We played at Dry River in Tucson last night. It’s one of those all-volunteer collective space type deals. I’ve always admired the principle of such places, but I feel like in practice they can be hit or miss. I liked Dry River a lot, though. A bunch of cool people turned up and we had a good time. There was waltzing during Hideaway and even a perfectly timed cartwheel by one fellow in the audience during The Spy. Carrie, the girl who organized the night, was great. The only bummer was the hipsters.
I’m not typically one to complain about hipsters. It usually strikes me as vague and cliched and curmudgeonly to gripe about such things. But what I realized last night is that being a hipster is not about what clothes you wear or how you style your hair or what music you listen to. In fact, a hipster is someone who goes to a show at a tiny music venue not because they want to listen to music, but because they think it will make them look cool. Not to experience something new or to connect with people, but as part of some kind of fashion statement. They stand around outside and smoke cigarettes and pose until the one band they already know plays and then they leave. If you or your friends do this, you are a hipster, and you are lame. Being stoic and jaded is not cool. It is the opposite of cool. And that’s all I have to say about that.

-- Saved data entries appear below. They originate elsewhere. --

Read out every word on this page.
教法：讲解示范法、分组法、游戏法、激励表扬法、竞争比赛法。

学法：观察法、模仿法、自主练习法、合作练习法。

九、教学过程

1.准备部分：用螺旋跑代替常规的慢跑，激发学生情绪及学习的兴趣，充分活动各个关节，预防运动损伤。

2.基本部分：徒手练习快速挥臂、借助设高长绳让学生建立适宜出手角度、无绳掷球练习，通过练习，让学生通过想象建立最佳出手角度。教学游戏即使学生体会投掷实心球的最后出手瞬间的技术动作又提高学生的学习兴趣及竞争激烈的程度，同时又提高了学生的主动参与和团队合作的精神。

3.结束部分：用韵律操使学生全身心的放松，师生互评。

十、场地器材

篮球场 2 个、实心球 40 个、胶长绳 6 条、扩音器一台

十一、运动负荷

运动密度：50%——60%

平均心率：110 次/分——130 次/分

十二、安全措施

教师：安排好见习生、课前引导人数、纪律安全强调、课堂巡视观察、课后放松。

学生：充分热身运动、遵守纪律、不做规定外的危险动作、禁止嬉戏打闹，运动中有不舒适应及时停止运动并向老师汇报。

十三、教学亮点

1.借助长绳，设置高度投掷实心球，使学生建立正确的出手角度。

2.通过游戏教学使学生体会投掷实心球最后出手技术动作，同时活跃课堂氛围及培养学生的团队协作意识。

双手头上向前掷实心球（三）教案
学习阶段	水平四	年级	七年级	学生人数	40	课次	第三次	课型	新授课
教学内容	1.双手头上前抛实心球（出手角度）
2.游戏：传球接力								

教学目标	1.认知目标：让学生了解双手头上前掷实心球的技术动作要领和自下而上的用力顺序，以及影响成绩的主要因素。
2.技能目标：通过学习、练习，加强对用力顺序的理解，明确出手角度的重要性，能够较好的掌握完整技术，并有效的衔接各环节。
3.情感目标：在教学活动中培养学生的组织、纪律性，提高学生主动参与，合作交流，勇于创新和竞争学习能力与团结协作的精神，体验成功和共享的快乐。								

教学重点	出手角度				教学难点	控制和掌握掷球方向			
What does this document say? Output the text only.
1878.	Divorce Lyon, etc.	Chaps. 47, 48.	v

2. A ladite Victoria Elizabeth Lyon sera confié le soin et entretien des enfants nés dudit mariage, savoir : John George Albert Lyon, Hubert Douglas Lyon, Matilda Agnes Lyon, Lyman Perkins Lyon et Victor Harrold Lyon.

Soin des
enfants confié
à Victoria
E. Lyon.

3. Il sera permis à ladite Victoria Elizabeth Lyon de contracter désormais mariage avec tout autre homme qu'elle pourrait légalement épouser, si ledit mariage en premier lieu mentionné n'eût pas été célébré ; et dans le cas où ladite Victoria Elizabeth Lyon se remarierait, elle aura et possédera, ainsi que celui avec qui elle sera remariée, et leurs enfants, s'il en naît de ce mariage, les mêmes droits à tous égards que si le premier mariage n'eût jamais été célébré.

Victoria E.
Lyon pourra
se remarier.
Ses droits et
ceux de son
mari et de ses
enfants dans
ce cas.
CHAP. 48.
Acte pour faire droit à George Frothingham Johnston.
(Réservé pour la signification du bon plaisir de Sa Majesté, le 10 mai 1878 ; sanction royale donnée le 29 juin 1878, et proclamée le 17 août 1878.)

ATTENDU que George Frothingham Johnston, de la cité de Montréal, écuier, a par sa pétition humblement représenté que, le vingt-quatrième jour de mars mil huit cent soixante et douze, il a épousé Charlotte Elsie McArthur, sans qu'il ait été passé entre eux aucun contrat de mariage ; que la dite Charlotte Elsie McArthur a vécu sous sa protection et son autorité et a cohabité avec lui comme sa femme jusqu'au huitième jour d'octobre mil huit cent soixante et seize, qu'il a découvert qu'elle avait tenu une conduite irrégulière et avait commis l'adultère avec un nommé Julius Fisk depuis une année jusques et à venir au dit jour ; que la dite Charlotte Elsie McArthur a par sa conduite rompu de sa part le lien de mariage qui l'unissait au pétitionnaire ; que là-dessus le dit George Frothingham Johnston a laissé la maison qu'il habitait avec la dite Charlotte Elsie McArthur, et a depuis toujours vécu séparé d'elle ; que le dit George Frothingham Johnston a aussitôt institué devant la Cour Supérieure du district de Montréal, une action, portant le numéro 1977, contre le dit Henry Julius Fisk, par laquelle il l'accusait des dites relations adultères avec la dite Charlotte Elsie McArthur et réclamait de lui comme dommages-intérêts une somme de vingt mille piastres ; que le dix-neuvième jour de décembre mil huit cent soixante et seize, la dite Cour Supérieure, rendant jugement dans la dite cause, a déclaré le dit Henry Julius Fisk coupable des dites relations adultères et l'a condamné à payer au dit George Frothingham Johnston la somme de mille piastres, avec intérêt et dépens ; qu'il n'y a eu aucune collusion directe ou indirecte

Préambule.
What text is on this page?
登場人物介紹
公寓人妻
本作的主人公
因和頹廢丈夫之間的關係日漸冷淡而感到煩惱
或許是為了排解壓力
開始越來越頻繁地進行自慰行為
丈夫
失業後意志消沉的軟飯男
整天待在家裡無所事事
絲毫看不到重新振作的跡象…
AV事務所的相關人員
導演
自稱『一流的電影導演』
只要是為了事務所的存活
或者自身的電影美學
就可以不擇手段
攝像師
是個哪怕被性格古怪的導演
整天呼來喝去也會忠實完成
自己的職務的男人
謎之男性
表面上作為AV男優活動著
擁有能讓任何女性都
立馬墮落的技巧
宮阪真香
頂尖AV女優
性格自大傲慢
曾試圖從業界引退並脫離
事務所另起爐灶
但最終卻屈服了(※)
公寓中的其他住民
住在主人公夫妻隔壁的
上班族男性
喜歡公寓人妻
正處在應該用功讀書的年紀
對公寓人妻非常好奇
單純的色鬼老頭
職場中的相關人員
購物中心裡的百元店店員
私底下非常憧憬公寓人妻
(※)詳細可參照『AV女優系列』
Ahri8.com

10/15/07 – Esteban’s house, San Diego
It took us 9 hours to get to San Marcos last night. Esteban and Hippie Jon came out, which was great. There were supposed to be five bands on the bill, but somehow it turned into just us and one local. Maybe the promoter could’ve told us what happened, but he never showed up. Despite that, everything seemed like it was going to go really well when we finally arrived. But you can’t judge a book by its cover, and you can’t judge a show by the way a room looks when the local band is playing, because everyone came out only to see them and will leave as soon as they’re done. What is wrong with you people? But I digress. At least the sound was really good onstage.
Anyway, today is our day off, so we’re hanging out with Esteban and getting ready to play LA with the talented Devon Williams.